Parsing data into pieces
** Download the accompanying Excel Workbook referenced in this post. **
Every week I spend a couple of hours exploring public-use data sets. Because most of my work has centered on the welfare of children, I tend to gravitate towards data sets that capture child health, education, and developmental outcomes. Oftentimes, these data sets are nested. Nested data are data where observations can be grouped based on some common feature(s). Examples include:
Children who have the same parents (children nested within families);
Students who have the same teacher (students nested within classrooms); or
Patients who see the same physician (patients nested within physicians).
This weekend, I was playing around with NYC Open Data, and I was looking at the 2013 - 2018 Demographic Snapshot data sets for New York City schools and districts. These data include total enrollments broken down by gender, race, and other demographic characteristics at the school and district levels.
Wanting to merge the school and district data together, I searched for a unique identifier that was common between the two data sets. I found that each school in New York City has a unique DBN, which is an acronym for District, Borough, and School Number.
For example, the first record in the school data set has the following DBN number: 01M015
which means the school is in Administrative District one (1) within the borough of Manhattan, and the school’s unique identification number is 015.
Because I wanted to merge school data with district data, I needed to extract the first two characters of the DBN; 01 from our example. The programmer in me was like eh, I could do this in a minute in R. And I did. But because I love sharing how to use Excel for all things data, I decided to replicate my results in Excel.
First, I downloaded the school and district data sets to my computer and combined them into a single Excel Workbook (different tabs). I then removed data for the years 2013-14; 2014-15; 2015-16; and 2016-17 from either tab.
Next, I toggled over to the ‘school data’ tab, inserted a new column to the right of the DBN column, and, in cell B1, entered ‘Administrative District’ as the new column’s header.
On to parsing the data!
To extract the first two strings of each school’s DBN, I used two functions:
LEFT and
VALUE
The LEFT function allows you to extract elements of a string starting with the leftmost character. The function has two arguments (1) cell location; and (2) the number of characters to extract.
Using the VALUE function, you can convert text or string that is a numerical value into a number. The function has one main argument called ‘text’.
I entered the formula =VALUE(LEFT(A2,2)) into cell B2. (This formula tells Excel that I not only want to extract the first two elements of the DBN located in cell A2, but I want to convert that text into a number.) Then, I double-clicked the fill handle to apply the formula to the rest of the column.

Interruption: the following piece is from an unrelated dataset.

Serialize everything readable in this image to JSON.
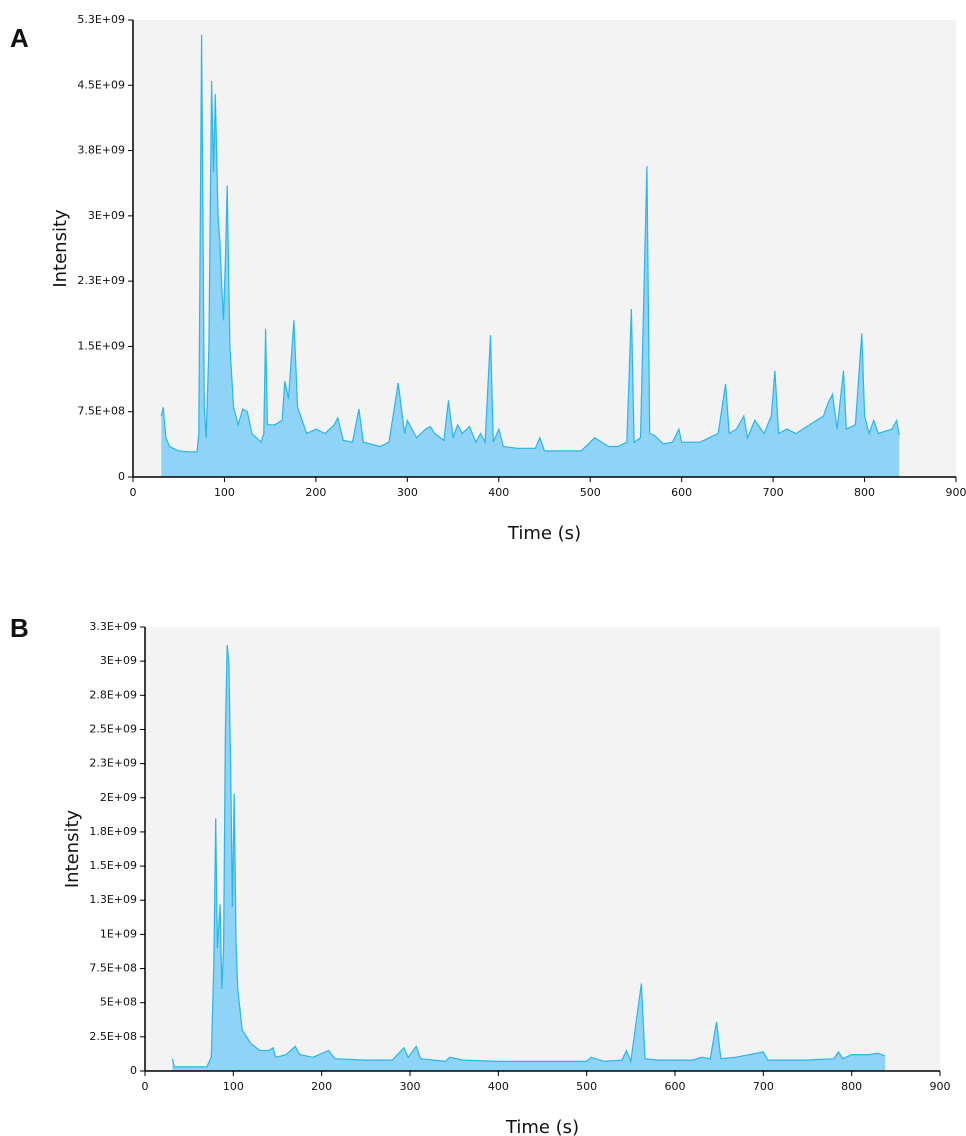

Finally, I created a new tab called ‘Full’ and copy-pasted the first three columns of the school worksheet into this new tab.
Now I can use VLOOKUP to merge the two data sets together!
Vlookup is a built-in Excel function that finds a value in a column of data and returns a corresponding value from another column. VLOOKUP has three main arguments:
The value or string to look up (aka. "lookup value"
A table where the first column contains the lookup value
A column number in the table from which to retrieve a value or string
An optional argument (range_lookup) controls whether an approximate (True) or exact (False) match is required. If you are completely unfamiliar with VLOOKUP, Microsoft Office has a tutorial on how to use the function. (Note: a weird quirk of VLOOKUP is that the lookup value must be the first column in the range for the function to work correctly.)
Onto merging the data sets!
First, I created a new column in the Full tab called Total School Enrollment which will contain information from the Total Enrollment column in the School tab (i.e., the number of students at each school in the School data set). I populated this column by entering:
=VLOOKUP(A2,school!$A$1:$AN$1845,5,FALSE)
into cell D2 (Full tab). Then double-click the fill handle to apply the formula to the rest of the column
Here is another example. Add values to a new column called Total District Enrollment by entering:
=VLOOKUP(B2,district!$A$1:$AL$36,3,FALSE)
into cell E2 (Full tab). Then double-click the fill handle to apply the formula to the rest of the column
So you see, parsing and blending data in Excel is easy to do when you have a common unique identifier.